For the last 35 years, I’ve had a front-row seat to customer experience (CX) and its rapidly growing impact on enterprise organizations. Through witnessing the evolutions in the CX space, I’ve developed a philosophy that I feel has never run more true than it does today: organizations need to adapt to serve today’s customers better, creating deeply human connections along the way.
A Call to Adapt
Call center agents have long been caught between frustrated and impatient customers, and management under pressure to achieve corporate goals. Performing repetitive tasks and carrying the burden of emotionally tense situations is extremely draining, even for the most seasoned professional.
Over the last year-plus of the global pandemic, we’ve seen changes come in two waves. The first being the massive and near-immediate shift to remote work that we collectively experienced in March of 2020. The second being the return to office plans going from concept to reality. For call centers, the transition to remote work was understandably not as seamless as other industries—the small laptop, limited office space at home, and general pandemic uncertainty and fear proved to be challenging for frontline workers. And, the reality is, even as some states and businesses reopen and return to work, many customer service organizations are not rushing to return due to the challenges of office layouts and general uncertainty around the comfort of returning—which means we’re on the cusp of yet another CX transformation.
Notoriously known for their high turnover rates—some reporting 30-45% turnover according to the Quality Assurance and Training Connection (QATC) and from my experience, some much higher—it’s time we prioritize giving agents the tools and processes to help them through difficult conversations, alleviate frustrations and improve performance, or risk deteriorating CX and EX (employee experience) as they struggle to adapt. With the next-gen of CX coming to fruition, the best organizations will do a much better job providing support to agents on and off calls.

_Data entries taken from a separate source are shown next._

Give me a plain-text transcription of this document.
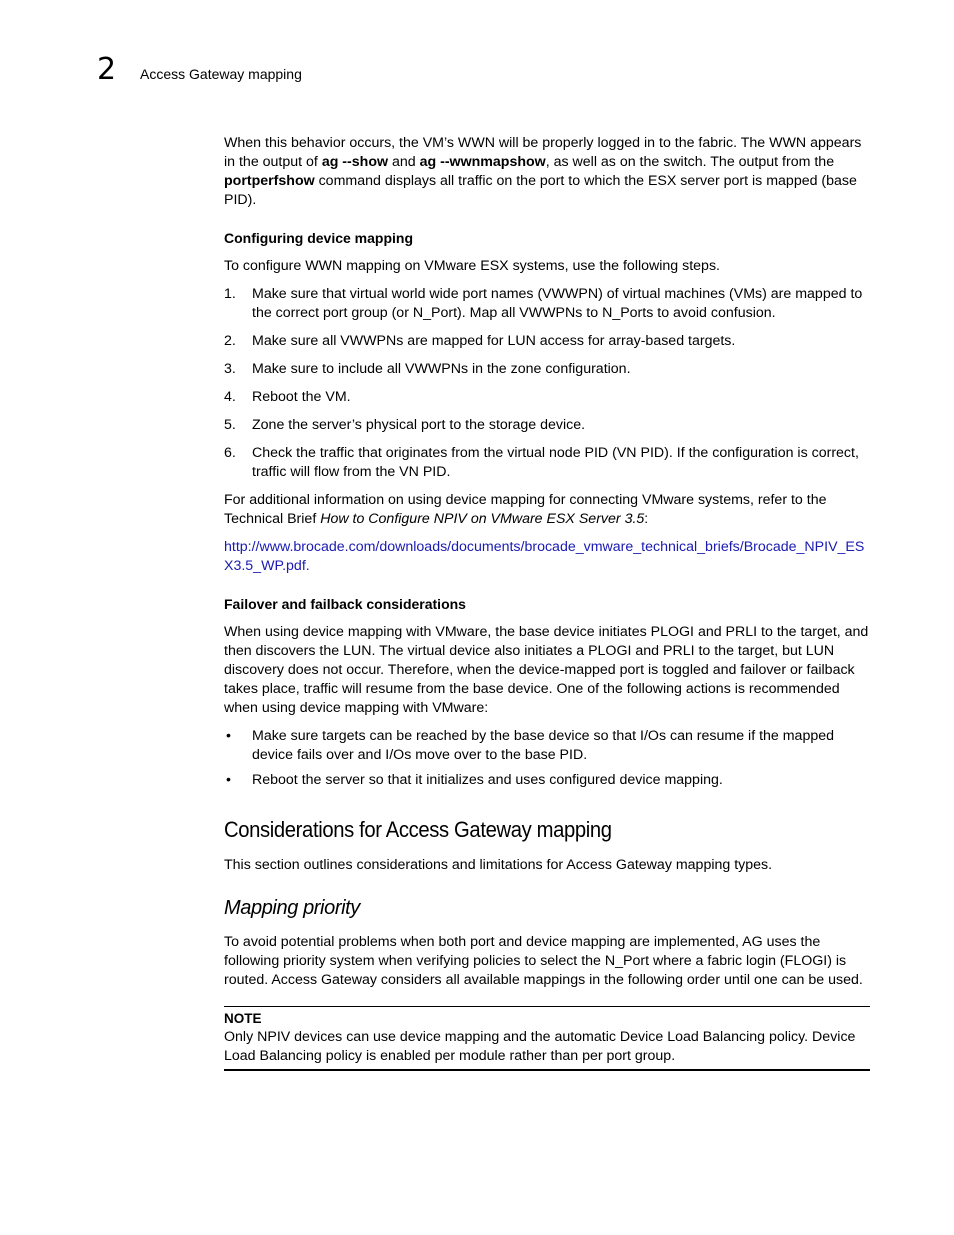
2 Access Gateway mapping

When this behavior occurs, the VM’s WWN will be properly logged in to the fabric. The WWN appears in the output of ag --show and ag --wwnmapshow, as well as on the switch. The output from the portperfshow command displays all traffic on the port to which the ESX server port is mapped (base PID).

Configuring device mapping

To configure WWN mapping on VMware ESX systems, use the following steps.

1. Make sure that virtual world wide port names (VWWPN) of virtual machines (VMs) are mapped to the correct port group (or N_Port). Map all VWWPNs to N_Ports to avoid confusion.
2. Make sure all VWWPNs are mapped for LUN access for array-based targets.
3. Make sure to include all VWWPNs in the zone configuration.
4. Reboot the VM.
5. Zone the server’s physical port to the storage device.
6. Check the traffic that originates from the virtual node PID (VN PID). If the configuration is correct, traffic will flow from the VN PID.

For additional information on using device mapping for connecting VMware systems, refer to the Technical Brief How to Configure NPIV on VMware ESX Server 3.5:

http://www.brocade.com/downloads/documents/brocade_vmware_technical_briefs/Brocade_NPIV_ESX3.5_WP.pdf.

Failover and failback considerations

When using device mapping with VMware, the base device initiates PLOGI and PRLI to the target, and then discovers the LUN. The virtual device also initiates a PLOGI and PRLI to the target, but LUN discovery does not occur. Therefore, when the device-mapped port is toggled and failover or failback takes place, traffic will resume from the base device. One of the following actions is recommended when using device mapping with VMware:

• Make sure targets can be reached by the base device so that I/Os can resume if the mapped device fails over and I/Os move over to the base PID.
• Reboot the server so that it initializes and uses configured device mapping.
Considerations for Access Gateway mapping

This section outlines considerations and limitations for Access Gateway mapping types.

Mapping priority

To avoid potential problems when both port and device mapping are implemented, AG uses the following priority system when verifying policies to select the N_Port where a fabric login (FLOGI) is routed. Access Gateway considers all available mappings in the following order until one can be used.

NOTE

Only NPIV devices can use device mapping and the automatic Device Load Balancing policy. Device Load Balancing policy is enabled per module rather than per port group.
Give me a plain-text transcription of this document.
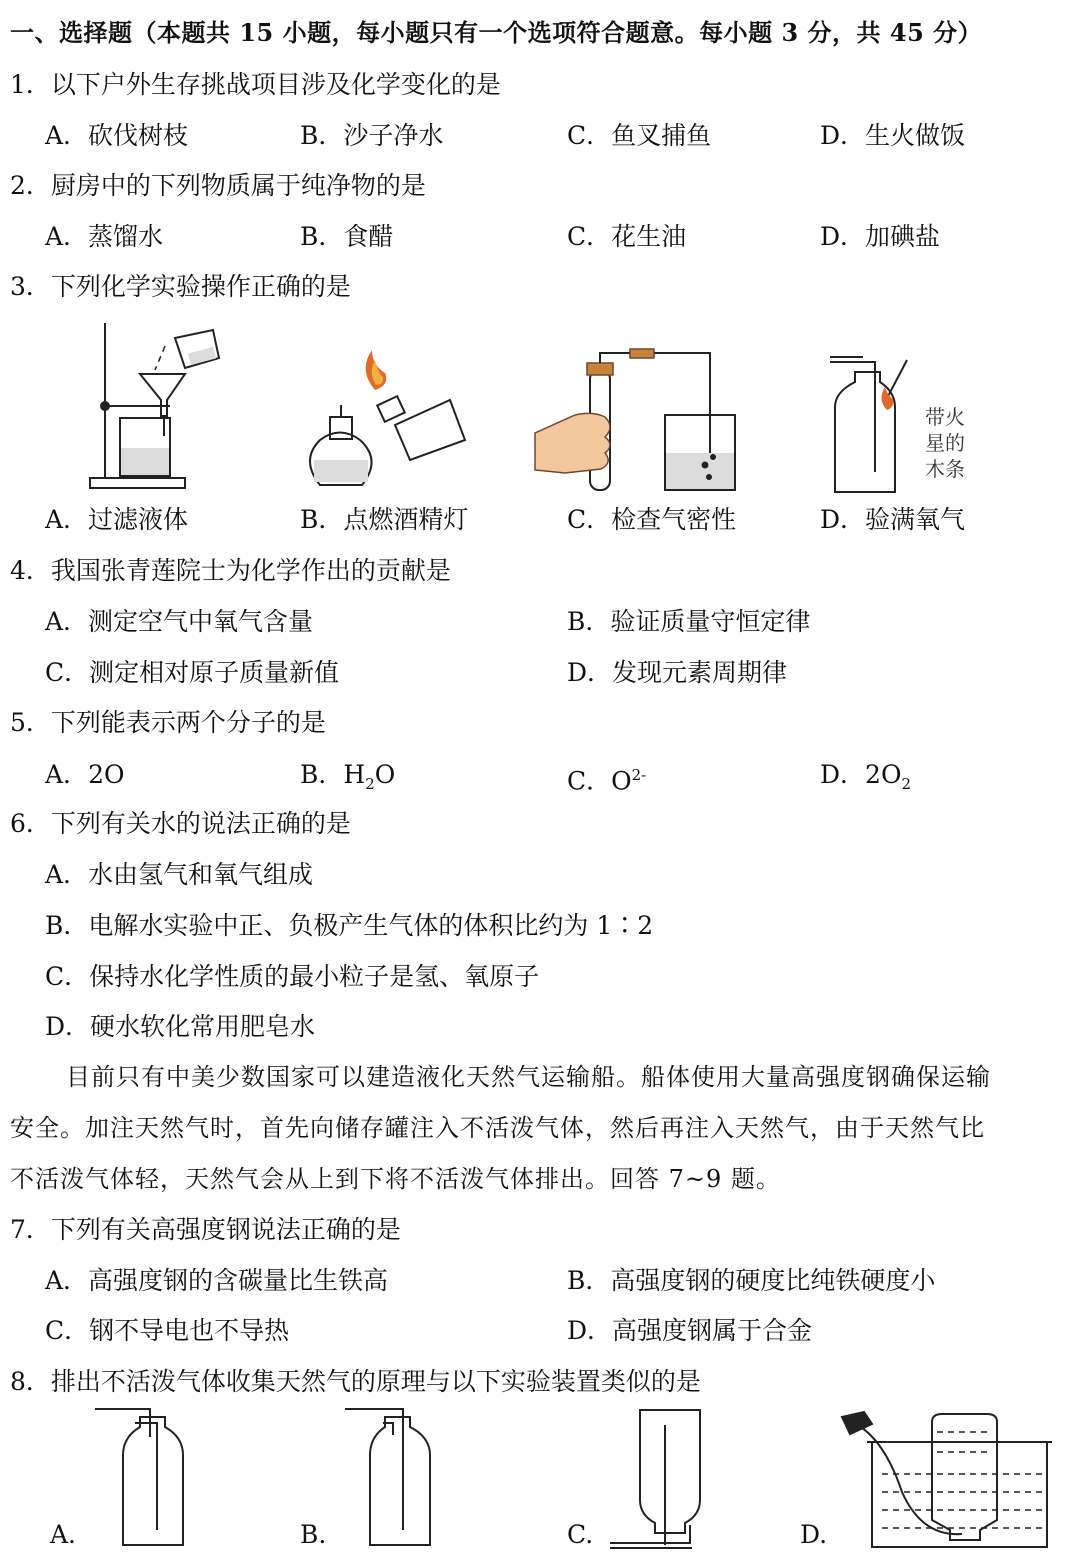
一、选择题（本题共 15 小题，每小题只有一个选项符合题意。每小题 3 分，共 45 分）
1．以下户外生存挑战项目涉及化学变化的是
A．砍伐树枝	B．沙子净水	C．鱼叉捕鱼	D．生火做饭
2．厨房中的下列物质属于纯净物的是
A．蒸馏水	B．食醋	C．花生油	D．加碘盐
3．下列化学实验操作正确的是
带火
星的
木条
A．过滤液体	B．点燃酒精灯	C．检查气密性	D．验满氧气
4．我国张青莲院士为化学作出的贡献是
A．测定空气中氧气含量	B．验证质量守恒定律
C．测定相对原子质量新值	D．发现元素周期律
5．下列能表示两个分子的是
A．2O	B．$H_2O$	C．$O^{2-}$	D．$2O_2$
6．下列有关水的说法正确的是
A．水由氢气和氧气组成
B．电解水实验中正、负极产生气体的体积比约为 1∶2
C．保持水化学性质的最小粒子是氢、氧原子
D．硬水软化常用肥皂水
目前只有中美少数国家可以建造液化天然气运输船。船体使用大量高强度钢确保运输
安全。加注天然气时，首先向储存罐注入不活泼气体，然后再注入天然气，由于天然气比
不活泼气体轻，天然气会从上到下将不活泼气体排出。回答 7~9 题。
7．下列有关高强度钢说法正确的是
A．高强度钢的含碳量比生铁高	B．高强度钢的硬度比纯铁硬度小
C．钢不导电也不导热	D．高强度钢属于合金
8．排出不活泼气体收集天然气的原理与以下实验装置类似的是
A.	B.	C.	D.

Balancing Machine and Human Intelligence
To provide this support to agents in the next evolution of CX, customer service organizations should welcome the human-machine relationship with open minds. Balancing agent intelligence with machine intelligence can create better experiences than one without the other. Leading organizations like Humana and Metlife have seen the increased success of leveraging the two to drive enhanced service and experiences when it matters most.
We must remember to welcome technology that augments outcomes and improves humans’ performance. The value human intelligence brings to the CX ecosystem cannot be over-emphasized, especially as new and flashy technology is introduced and how we work evolves.
Let’s set the record straight: AI is not coming for your job. We’ve certainly come a long way with the advancements in and capabilities of technology. Yet, you and I have something AI will never have: innately human soft skills.
Customer Centricity Requires Connections
Real human connection cannot be faked. It cannot be operationalized, produced or manufactured. Forming connections requires genuine, innately human interactions, which has never been more critical than it is today.
Many of us have been on the customer side of a customer service call—frustrated given the situation or impatient after a long wait—and, in those situations, you can feel whether or not the agent is genuinely engaged and trying to connect. 66% of customers said they would switch brands if they thought they were being “treated like a number, not an individual.” With more options available to customers today than in years past, the decision to take business elsewhere is on the table if any experience is unsatisfactory. It’s on the organization to ensure CX goes above and beyond expectations to attract and retain customers, especially as organizations adapt, introduce new technology and evolve to meet the changing tides.
To create a truly customer-centric organization, creating connections between the agent, the customer and the business itself will always be a must-have, not a nice to have.
If done right, customer service organizations can earn loyalty and customers for life. While your CX organization may change from time to time, staying true to the core philosophy of being customer-centric, rooted in empathy and creating deeply human connections will continuously lift your organization and create better outcomes for all.